Scalability: Tradeoffs

Performance vs Scalability

Scalable: if performance is proportional to resources added
can be serving more units or larger units
Performance problem: slow for 1 user
Scalability problem: fast for 1 user but slow under load
Achieving good scalability is possible if we architect and engineer our systems to take scalability into account, account for redundancy, and how one should handle heterogeneity.

Summary:

Determining how to trade performance or scalability comes down to good planning

Scalability Patterns

Scale up vs Scale out (for load?)
- immutability as default
- Referential Transparency
- Laziness
- Different data needs different guarantees
- tradeoffs:
  - no free lunch

Latency vs Thoroughput

Latency is time to perform an action, or result
Throughput is number of actions/results per unit of time
aim: max throughput, acceptable latency
- memory bandwidth sometimes used to specify throughput of memory systems

Summary: increase actions/results per time at acceptable performance

Availability vs consistency

CAP Theorem: Consistency, Availability, Partition Tolerance.

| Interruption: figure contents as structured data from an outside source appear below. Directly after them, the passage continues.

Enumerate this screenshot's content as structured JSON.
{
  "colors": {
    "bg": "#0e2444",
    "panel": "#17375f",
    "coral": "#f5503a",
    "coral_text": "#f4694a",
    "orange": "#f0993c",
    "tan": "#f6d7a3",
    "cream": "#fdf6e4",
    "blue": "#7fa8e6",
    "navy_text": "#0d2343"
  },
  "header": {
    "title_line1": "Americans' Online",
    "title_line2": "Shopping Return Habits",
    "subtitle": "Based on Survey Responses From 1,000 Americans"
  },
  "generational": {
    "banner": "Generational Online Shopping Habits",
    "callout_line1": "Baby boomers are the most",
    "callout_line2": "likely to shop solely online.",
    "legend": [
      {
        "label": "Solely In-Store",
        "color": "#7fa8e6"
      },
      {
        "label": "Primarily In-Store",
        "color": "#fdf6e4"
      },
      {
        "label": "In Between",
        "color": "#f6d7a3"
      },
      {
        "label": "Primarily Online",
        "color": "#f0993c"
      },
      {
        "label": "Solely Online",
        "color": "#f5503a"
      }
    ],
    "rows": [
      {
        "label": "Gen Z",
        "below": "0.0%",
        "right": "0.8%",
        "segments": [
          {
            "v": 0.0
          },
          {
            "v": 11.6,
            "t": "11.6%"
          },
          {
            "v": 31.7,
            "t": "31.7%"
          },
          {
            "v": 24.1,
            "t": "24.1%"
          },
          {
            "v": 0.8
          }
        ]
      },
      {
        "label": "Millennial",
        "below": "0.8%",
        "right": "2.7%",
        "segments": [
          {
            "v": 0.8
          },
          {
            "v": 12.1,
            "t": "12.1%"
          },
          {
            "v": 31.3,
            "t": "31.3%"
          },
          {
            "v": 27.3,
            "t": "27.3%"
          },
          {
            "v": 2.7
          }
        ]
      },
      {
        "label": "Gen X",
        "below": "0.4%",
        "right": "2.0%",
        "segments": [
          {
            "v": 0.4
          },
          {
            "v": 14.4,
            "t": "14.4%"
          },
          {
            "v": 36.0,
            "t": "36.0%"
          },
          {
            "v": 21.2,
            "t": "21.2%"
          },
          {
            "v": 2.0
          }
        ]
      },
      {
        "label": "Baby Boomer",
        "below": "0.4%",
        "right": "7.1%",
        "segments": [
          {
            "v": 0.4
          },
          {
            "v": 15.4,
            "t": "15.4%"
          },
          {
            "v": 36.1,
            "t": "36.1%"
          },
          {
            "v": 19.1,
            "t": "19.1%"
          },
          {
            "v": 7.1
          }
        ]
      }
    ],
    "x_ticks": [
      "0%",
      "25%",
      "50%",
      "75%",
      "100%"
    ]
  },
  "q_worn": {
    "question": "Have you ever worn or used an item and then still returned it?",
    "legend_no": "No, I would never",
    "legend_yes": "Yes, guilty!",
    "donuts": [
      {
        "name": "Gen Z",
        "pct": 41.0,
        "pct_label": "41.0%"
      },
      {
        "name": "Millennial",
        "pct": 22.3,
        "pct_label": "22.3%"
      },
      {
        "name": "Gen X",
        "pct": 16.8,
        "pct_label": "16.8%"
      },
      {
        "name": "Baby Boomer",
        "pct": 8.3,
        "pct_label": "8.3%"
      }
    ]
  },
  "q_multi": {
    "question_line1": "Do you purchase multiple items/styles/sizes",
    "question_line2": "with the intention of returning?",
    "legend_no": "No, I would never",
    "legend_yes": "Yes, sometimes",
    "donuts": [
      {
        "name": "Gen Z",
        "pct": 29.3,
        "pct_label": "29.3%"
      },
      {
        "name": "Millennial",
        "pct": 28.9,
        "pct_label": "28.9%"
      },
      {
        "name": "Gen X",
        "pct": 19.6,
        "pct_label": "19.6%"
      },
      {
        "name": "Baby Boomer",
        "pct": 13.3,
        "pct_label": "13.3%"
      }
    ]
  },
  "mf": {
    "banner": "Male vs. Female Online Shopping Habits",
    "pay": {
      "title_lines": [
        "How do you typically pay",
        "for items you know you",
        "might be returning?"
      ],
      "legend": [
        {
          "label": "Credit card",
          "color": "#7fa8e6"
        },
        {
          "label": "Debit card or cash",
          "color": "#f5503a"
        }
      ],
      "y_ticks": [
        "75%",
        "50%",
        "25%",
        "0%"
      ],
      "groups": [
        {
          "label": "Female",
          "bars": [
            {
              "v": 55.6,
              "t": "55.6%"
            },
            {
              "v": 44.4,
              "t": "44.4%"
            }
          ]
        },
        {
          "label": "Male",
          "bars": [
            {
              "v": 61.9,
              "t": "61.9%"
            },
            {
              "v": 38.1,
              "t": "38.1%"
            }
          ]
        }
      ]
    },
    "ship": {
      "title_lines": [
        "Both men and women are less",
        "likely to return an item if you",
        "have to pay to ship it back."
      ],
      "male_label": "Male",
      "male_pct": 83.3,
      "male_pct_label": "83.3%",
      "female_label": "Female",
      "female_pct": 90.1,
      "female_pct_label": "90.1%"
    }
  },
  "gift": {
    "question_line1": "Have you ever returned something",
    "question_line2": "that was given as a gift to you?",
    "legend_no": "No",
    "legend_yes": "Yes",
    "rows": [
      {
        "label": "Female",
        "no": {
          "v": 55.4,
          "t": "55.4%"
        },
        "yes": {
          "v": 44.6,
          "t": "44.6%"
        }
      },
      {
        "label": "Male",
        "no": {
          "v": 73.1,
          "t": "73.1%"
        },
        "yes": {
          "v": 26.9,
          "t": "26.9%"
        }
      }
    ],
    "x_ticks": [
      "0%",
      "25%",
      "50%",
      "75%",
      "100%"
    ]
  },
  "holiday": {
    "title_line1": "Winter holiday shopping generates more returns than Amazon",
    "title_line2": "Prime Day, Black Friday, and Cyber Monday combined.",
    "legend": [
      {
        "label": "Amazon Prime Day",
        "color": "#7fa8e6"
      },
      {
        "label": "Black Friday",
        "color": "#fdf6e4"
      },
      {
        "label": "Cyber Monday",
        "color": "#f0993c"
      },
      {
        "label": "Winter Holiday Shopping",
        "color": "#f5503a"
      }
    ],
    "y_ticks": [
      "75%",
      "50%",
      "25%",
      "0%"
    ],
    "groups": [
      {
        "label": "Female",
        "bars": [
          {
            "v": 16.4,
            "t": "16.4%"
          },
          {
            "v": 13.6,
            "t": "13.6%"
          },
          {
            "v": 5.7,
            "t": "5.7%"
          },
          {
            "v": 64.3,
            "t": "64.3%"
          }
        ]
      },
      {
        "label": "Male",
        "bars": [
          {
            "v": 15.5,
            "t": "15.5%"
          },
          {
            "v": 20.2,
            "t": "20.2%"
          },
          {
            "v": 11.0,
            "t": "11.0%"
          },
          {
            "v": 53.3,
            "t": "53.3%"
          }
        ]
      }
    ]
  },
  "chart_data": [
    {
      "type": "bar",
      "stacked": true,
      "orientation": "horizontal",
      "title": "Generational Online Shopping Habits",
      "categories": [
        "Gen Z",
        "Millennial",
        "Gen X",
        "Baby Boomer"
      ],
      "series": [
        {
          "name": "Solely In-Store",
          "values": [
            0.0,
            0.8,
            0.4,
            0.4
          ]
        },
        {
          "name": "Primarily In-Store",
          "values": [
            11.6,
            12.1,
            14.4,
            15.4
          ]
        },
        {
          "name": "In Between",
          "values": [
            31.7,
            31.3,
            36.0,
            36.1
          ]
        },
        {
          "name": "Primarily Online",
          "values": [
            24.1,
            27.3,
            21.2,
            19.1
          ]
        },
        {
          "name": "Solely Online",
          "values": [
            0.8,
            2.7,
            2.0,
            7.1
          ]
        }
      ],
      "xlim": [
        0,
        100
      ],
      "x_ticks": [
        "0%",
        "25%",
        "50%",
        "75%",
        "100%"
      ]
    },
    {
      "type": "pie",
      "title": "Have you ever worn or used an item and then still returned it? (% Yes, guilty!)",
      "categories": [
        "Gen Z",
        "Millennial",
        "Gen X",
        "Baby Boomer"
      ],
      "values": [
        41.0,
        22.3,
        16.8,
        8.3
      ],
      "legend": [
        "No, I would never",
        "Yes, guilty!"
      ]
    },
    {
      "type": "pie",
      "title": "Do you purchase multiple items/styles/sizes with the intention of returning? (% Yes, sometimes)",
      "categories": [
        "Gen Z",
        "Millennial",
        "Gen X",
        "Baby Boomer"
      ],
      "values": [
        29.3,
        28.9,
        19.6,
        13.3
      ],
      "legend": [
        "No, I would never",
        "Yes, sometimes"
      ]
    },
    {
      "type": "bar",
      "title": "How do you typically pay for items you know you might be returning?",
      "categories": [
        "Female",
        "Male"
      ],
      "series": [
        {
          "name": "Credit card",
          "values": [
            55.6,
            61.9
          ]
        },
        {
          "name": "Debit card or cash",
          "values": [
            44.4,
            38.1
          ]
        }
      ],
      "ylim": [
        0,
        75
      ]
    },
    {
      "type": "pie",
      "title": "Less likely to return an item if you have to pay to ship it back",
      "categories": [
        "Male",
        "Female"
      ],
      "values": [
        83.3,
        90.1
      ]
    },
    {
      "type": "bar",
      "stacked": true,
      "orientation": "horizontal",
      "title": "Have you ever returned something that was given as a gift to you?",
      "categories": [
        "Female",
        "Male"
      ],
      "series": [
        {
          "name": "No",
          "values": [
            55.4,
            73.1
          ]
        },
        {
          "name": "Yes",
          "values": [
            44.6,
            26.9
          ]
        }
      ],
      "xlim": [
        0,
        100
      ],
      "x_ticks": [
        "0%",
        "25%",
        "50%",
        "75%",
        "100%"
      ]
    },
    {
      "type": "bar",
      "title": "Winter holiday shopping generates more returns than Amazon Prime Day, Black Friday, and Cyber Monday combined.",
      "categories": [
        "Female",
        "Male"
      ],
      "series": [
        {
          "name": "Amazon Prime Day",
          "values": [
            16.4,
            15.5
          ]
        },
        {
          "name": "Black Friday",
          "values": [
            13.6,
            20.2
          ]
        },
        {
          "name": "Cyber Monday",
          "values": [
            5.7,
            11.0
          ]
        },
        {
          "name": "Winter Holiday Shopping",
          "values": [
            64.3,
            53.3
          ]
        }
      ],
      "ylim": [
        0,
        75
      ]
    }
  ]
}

Theorem states in a distributed computer system, you can only support two of the guarantees from CAP.
- Consistency: every read receives the most recent write or an error
- Availability: every req receives a response, without guarantee that it contains the most recent version of information
- Partition Tolerance: The system continues to operate despite arbitrary partitioning due to network failures
- Networks arent reliable, so support partition tolerance, and tradeoff between consistency and availability
  - $CP$ - consistency partition tolerance
    - good for business requiring atomic reads and writes
  - $AP$ - availability and partition tolerance
    - responds with most readily available version of data available on any node (may not be latest)
    - good for business needs eventual consistency or continued function despite external errors

Summary: CAP Theorem, Consistence, Availability, and Partition Tolerance, where common patterns are CP, consistency part for atomic reads and writes, or AP availability part which responds with most readily available ver of data on any node, which is good for eventual consistency or function during external errors.

Consistency Patterns

Now we are faced with options on how to synchronize them so clients have a consistent view of data.

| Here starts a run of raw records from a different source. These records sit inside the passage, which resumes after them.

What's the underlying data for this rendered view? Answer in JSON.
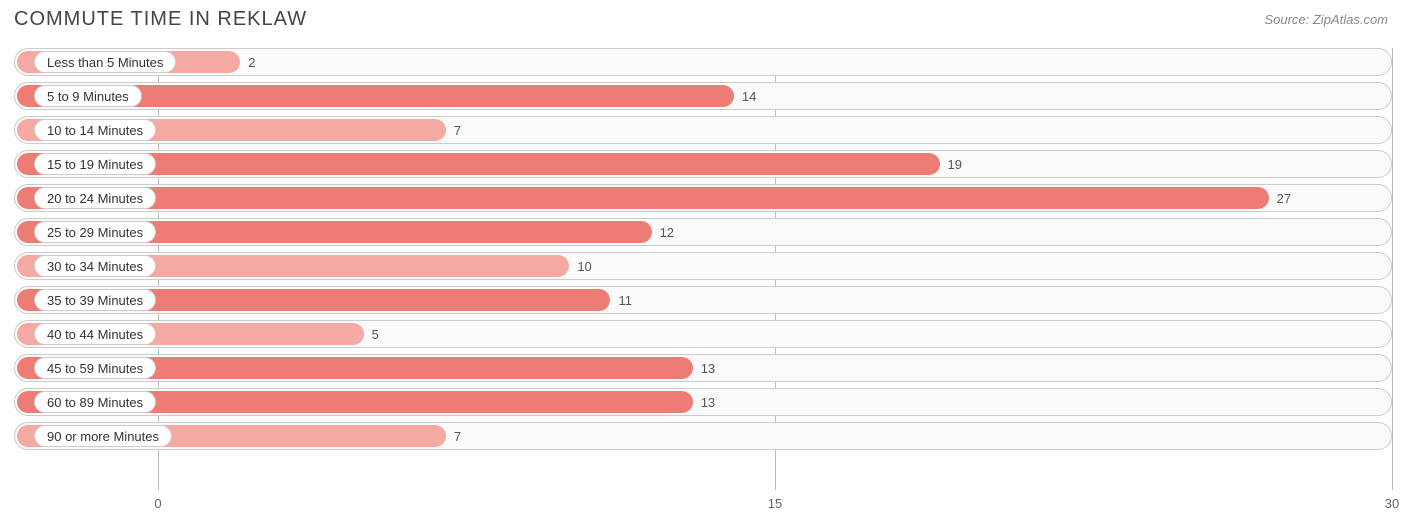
{
  "title": "COMMUTE TIME IN REKLAW",
  "source": "Source: ZipAtlas.com",
  "chart": {
    "type": "bar-horizontal",
    "x_min": -3.5,
    "x_max": 30,
    "x_ticks": [
      0,
      15,
      30
    ],
    "track_border_color": "#cccccc",
    "track_bg": "#fafafa",
    "grid_color": "#bbbbbb",
    "bar_color_strong": "#ed7d74",
    "bar_color_light": "#f4a9a3",
    "label_fontsize": 13,
    "title_fontsize": 20,
    "title_color": "#444444",
    "value_color": "#555555",
    "rows": [
      {
        "label": "Less than 5 Minutes",
        "value": 2,
        "tone": "light"
      },
      {
        "label": "5 to 9 Minutes",
        "value": 14,
        "tone": "strong"
      },
      {
        "label": "10 to 14 Minutes",
        "value": 7,
        "tone": "light"
      },
      {
        "label": "15 to 19 Minutes",
        "value": 19,
        "tone": "strong"
      },
      {
        "label": "20 to 24 Minutes",
        "value": 27,
        "tone": "strong"
      },
      {
        "label": "25 to 29 Minutes",
        "value": 12,
        "tone": "strong"
      },
      {
        "label": "30 to 34 Minutes",
        "value": 10,
        "tone": "light"
      },
      {
        "label": "35 to 39 Minutes",
        "value": 11,
        "tone": "strong"
      },
      {
        "label": "40 to 44 Minutes",
        "value": 5,
        "tone": "light"
      },
      {
        "label": "45 to 59 Minutes",
        "value": 13,
        "tone": "strong"
      },
      {
        "label": "60 to 89 Minutes",
        "value": 13,
        "tone": "strong"
      },
      {
        "label": "90 or more Minutes",
        "value": 7,
        "tone": "light"
      }
    ]
  }
}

Weak Consistency: reads may or may not see a write. best effort approach is taken i.e. in systems like memcached.
- use cases in VoIP, Video Chat, Realtime multiplayer games.
Eventual consistency: reads will eventually see a write (ms), and data is replicated asynchronously.
- useful for DNS, email, high available systems
Strong consistency: after write, read will see it, data is replicated synchronously
- used in file systems like RDBMSes, or systems that need transactions

Summary: Weak, Eventual, and Strong differ by how accurately a write will be able to be be seen by a read, where Strong will have reads able to read writes right after execution, and goes in example ranking weakest to strongest from Video Chat, to email, to file systems.

Availability Patterns

2 complementary patterns: fail-over and replication

Fail-over:
- Active-passive: AP FO, heartbeats are sent between active and passive servers on standby. Upon interruption, the passive server takes the active IP address and takes over
  - master-slave failover
- Active-active: both servers managin traffic, spreading load.
  - public facing servers require DNS know about public IPs of both.
  - Internal facing, app logic needs to know both servers.
  - master-master failover
- Disadvantages: adds more hardware and complexity, and potential loss of data if active fails before new writes can be replicated to passive
Replication
- master-slave, master-master
Availability in numbers - quantified by uptime/downtime as a % of time service is available
- measured in units of $9s$, 99.99% availability is 4 9s
  - ${ 9, 99, 999, …} = { 9*(10^0), 9(10^1 + 10^0), 9(10^2 + 10^1 + 10^0), …}$
  - for $n > 0$, $n$ 9s is represented by $9(10^n + 10^n-1 + … + 10^0)$
Availability in parallel vs in sequence
- a service depending on multiple components prone to failure has availability dependent on in sequence or in parallel
- In Sequence
  - availability decreases when: Availability (Total) = Availability (Foo) * Availability (Bar)
- In parallel
  - availability decreases when: Availability (Total) = 1 - (1 - Availability (Foo)) * (1 - Availability (Bar))